O motivo de tanta discórdia está, obviamente, relacionado à posse das terras. Os fazendeiros ostentam escrituras registradas em cartórios que supostamente comprovariam o domínio legítimo sobre elas. Entretanto, o Poder Executivo estadual tenta há tempos provar na Justiça que ocorreu um processo de "grilagem" dessas áreas 150 anos atrás. Isso quer dizer que os primeiros títulos das glebas, que deram origem aos atuais, foram expedidos de forma irregular. Assim, elas constituiriam na verdade terras públicas – também chamadas de "devolutas". A partir da década de 1980, os movimentos sociais pegaram carona nessa confusão toda ao vislumbrar um caminho para cobrar do governo mais agilidade na criação de assentamentos. Tanto é que, dos 168 existentes atualmente em São Paulo, 103 estão localizados no Pontal.
Limitada pelo encontro dos rios Paraná e Paranapanema, a Região Administrativa de Presidente Prudente, como também se pode chamar aquela porção, é a segunda mais pobre do estado, à frente apenas do vale do Ribeira. O baixo Índice de Desenvolvimento Humano (IDH) dessas duas áreas inspira tanta preocupação que foram as únicas da mais rica unidade da federação incluídas no Territórios da Cidadania – programa social do governo do presidente Luiz Inácio Lula da Silva, lançado no final de fevereiro, que reúne diversas ações já existentes, como o Bolsa Família, para combater a miséria rural em todo o país.

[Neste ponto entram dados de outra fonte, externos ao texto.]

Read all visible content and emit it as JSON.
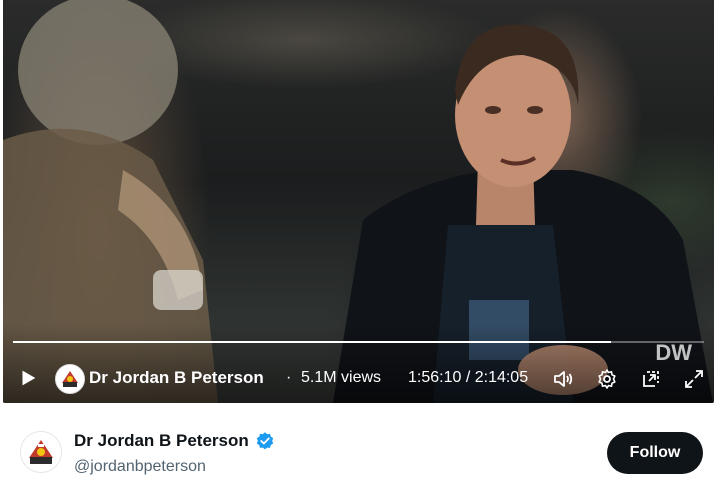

"Essa já foi uma das regiões mais prósperas do estado, mas perdeu sua capacidade de produção em função do problema fundiário. Ninguém quer investir em áreas conflituosas", afirma Marco Antonio Rocha, prefeito de Regente Feijó e presidente da Unipontal, entidade que reúne os 30 municípios que compõem o Pontal do Paranapanema.

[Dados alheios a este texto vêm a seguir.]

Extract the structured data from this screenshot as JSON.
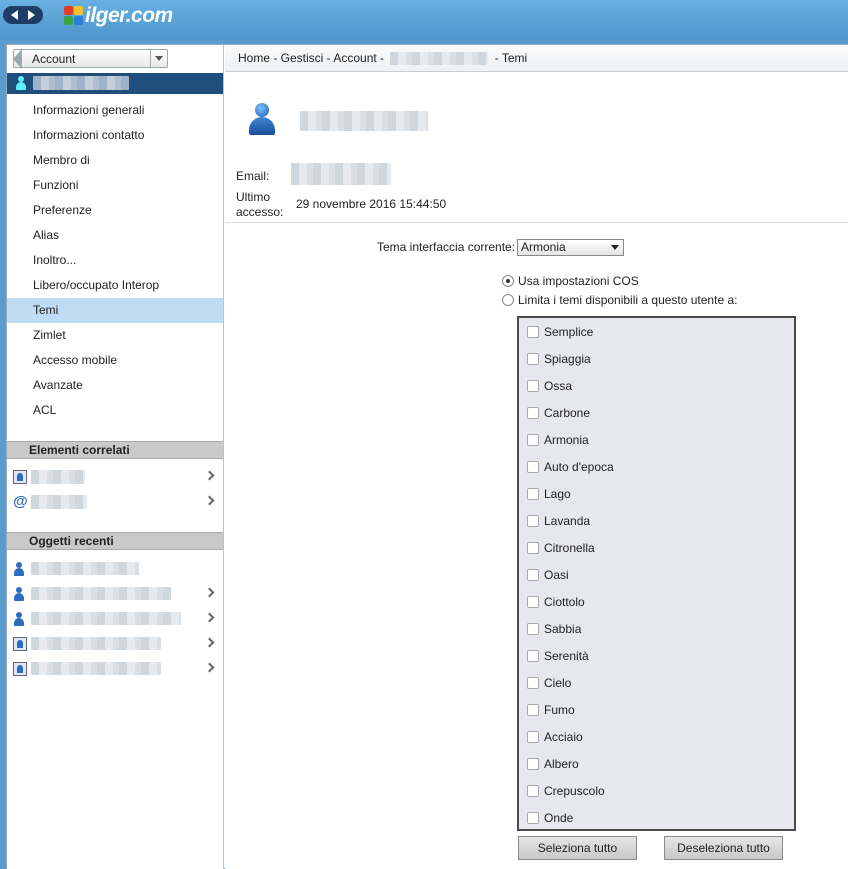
{
  "brand": {
    "logo_text": "ilger.com"
  },
  "sidebar": {
    "account_select": "Account",
    "menu": [
      "Informazioni generali",
      "Informazioni contatto",
      "Membro di",
      "Funzioni",
      "Preferenze",
      "Alias",
      "Inoltro...",
      "Libero/occupato Interop",
      "Temi",
      "Zimlet",
      "Accesso mobile",
      "Avanzate",
      "ACL"
    ],
    "selected_item": "Temi",
    "related_header": "Elementi correlati",
    "recent_header": "Oggetti recenti",
    "related_icons": [
      "resource-icon",
      "at-icon"
    ],
    "recent_icons": [
      "user-icon",
      "user-icon",
      "user-icon",
      "resource-icon",
      "resource-icon"
    ]
  },
  "breadcrumb": {
    "prefix": "Home - Gestisci - Account -",
    "suffix": "- Temi"
  },
  "info": {
    "email_label": "Email:",
    "last_access_label_1": "Ultimo",
    "last_access_label_2": "accesso:",
    "last_access_value": "29 novembre 2016 15:44:50"
  },
  "themes": {
    "current_label": "Tema interfaccia corrente:",
    "current_value": "Armonia",
    "radio_cos": "Usa impostazioni COS",
    "radio_limit": "Limita i temi disponibili a questo utente a:",
    "items": [
      "Semplice",
      "Spiaggia",
      "Ossa",
      "Carbone",
      "Armonia",
      "Auto d'epoca",
      "Lago",
      "Lavanda",
      "Citronella",
      "Oasi",
      "Ciottolo",
      "Sabbia",
      "Serenità",
      "Cielo",
      "Fumo",
      "Acciaio",
      "Albero",
      "Crepuscolo",
      "Onde"
    ],
    "select_all": "Seleziona tutto",
    "deselect_all": "Deseleziona tutto"
  },
  "colors": {
    "topbar": "#4d95cb",
    "account_header": "#1f4e7c",
    "selected_menu": "#bfdcf4",
    "theme_list_bg": "#e6e8ed"
  }
}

Resolver essa verdadeira batalha por terras é uma pedra que os governadores paulistas tentam tirar do sapato há décadas. A proposta mais recente para acalmar os ânimos é um projeto de lei (PL) concebido pelo gabinete de José Serra (ver texto abaixo). A idéia é realizar acordos entre Estado e fazendeiros para regularizar aproximadamente 200 propriedades que ocupam 300 mil hectares. O governo abriria mão de questionar a posse das áreas na Justiça desde que os atuais ocupantes cedessem parte da gleba ou pagassem o equivalente em dinheiro para a instalação de novos assentamentos.
No entanto, o novo plano para apaziguar as brigas no Pontal não satisfez por inteiro nenhuma das partes envolvidas. "O PL pode ajudar na regularização, mas desde que haja algumas mudanças", afirma Jacob Tosello Júnior, presidente do Sindicato Rural de Presidente Prudente. As principais queixas dos fazendeiros dizem respeito aos custos do processo de demarcação das áreas e ao tamanho da parcela de terra a ser entregue ao Estado como contrapartida, que eles julgam grande demais.

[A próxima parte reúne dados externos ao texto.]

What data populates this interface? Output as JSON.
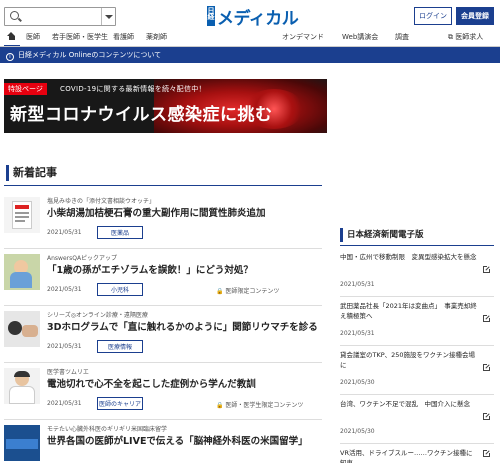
{
  "header": {
    "logo_prefix": "日経",
    "logo_name": "メディカル",
    "login_label": "ログイン",
    "register_label": "会員登録"
  },
  "nav": {
    "items": [
      "医師",
      "若手医師・医学生",
      "看護師",
      "薬剤師"
    ],
    "right": [
      "オンデマンド",
      "Web講演会",
      "調査",
      "医師求人"
    ]
  },
  "notice": "日経メディカル Onlineのコンテンツについて",
  "banner": {
    "tag": "特設ページ",
    "sub": "COVID-19に関する最新情報を続々配信中！",
    "main": "新型コロナウイルス感染症に挑む"
  },
  "section_title": "新着記事",
  "articles": [
    {
      "category": "塩見みゆきの「添付文書相談ウオッチ」",
      "title": "小柴胡湯加桔梗石膏の重大副作用に間質性肺炎追加",
      "date": "2021/05/31",
      "tag": "医薬品",
      "lock": ""
    },
    {
      "category": "AnswersQAピックアップ",
      "title": "「1歳の孫がエチゾラムを誤飲！」にどう対処？",
      "date": "2021/05/31",
      "tag": "小児科",
      "lock": "医師限定コンテンツ"
    },
    {
      "category": "シリーズ◎オンライン診療・遠隔医療",
      "title": "3Dホログラムで「直に触れるかのように」関節リウマチを診る",
      "date": "2021/05/31",
      "tag": "医療情報",
      "lock": ""
    },
    {
      "category": "医学書ツムリエ",
      "title": "電池切れで心不全を起こした症例から学んだ教訓",
      "date": "2021/05/31",
      "tag": "医師のキャリア",
      "lock": "医師・医学生限定コンテンツ"
    },
    {
      "category": "モテたい心臓外科医のギリギリ米国臨床留学",
      "title": "世界各国の医師がLIVEで伝える「脳神経外科医の米国留学」",
      "date": "",
      "tag": "",
      "lock": ""
    }
  ],
  "sidebar": {
    "title": "日本経済新聞電子版",
    "items": [
      {
        "title": "中国・広州で移動制限　変異型感染拡大を懸念",
        "date": "2021/05/31"
      },
      {
        "title": "武田薬品社長「2021年は変曲点」　事業売却終え積極策へ",
        "date": "2021/05/31"
      },
      {
        "title": "貸会議室のTKP、250施設をワクチン接種会場に",
        "date": "2021/05/30"
      },
      {
        "title": "台湾、ワクチン不足で混乱　中国介入に懸念",
        "date": "2021/05/30"
      },
      {
        "title": "VR活用、ドライブスルー……ワクチン接種に知恵",
        "date": ""
      }
    ]
  }
}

Já os movimentos sociais reagiram de forma mais enérgica. Só em fevereiro, por exemplo, foram realizadas quase duas dezenas de ocupações em fazendas do Pontal em protesto ao PL e à lentidão do ritmo da reforma agrária. "Esse projeto de lei é ilegal e imoral. O Estado já moveu várias ações, cujos resultados mostraram que as terras são públicas. O que o governador Serra tem de fazer é continuar na Justiça para provar que as áreas em disputa são devolutas e reivindicar o que é público de volta", afirma José Rainha, uma das principais lideranças dos sem-terra na região.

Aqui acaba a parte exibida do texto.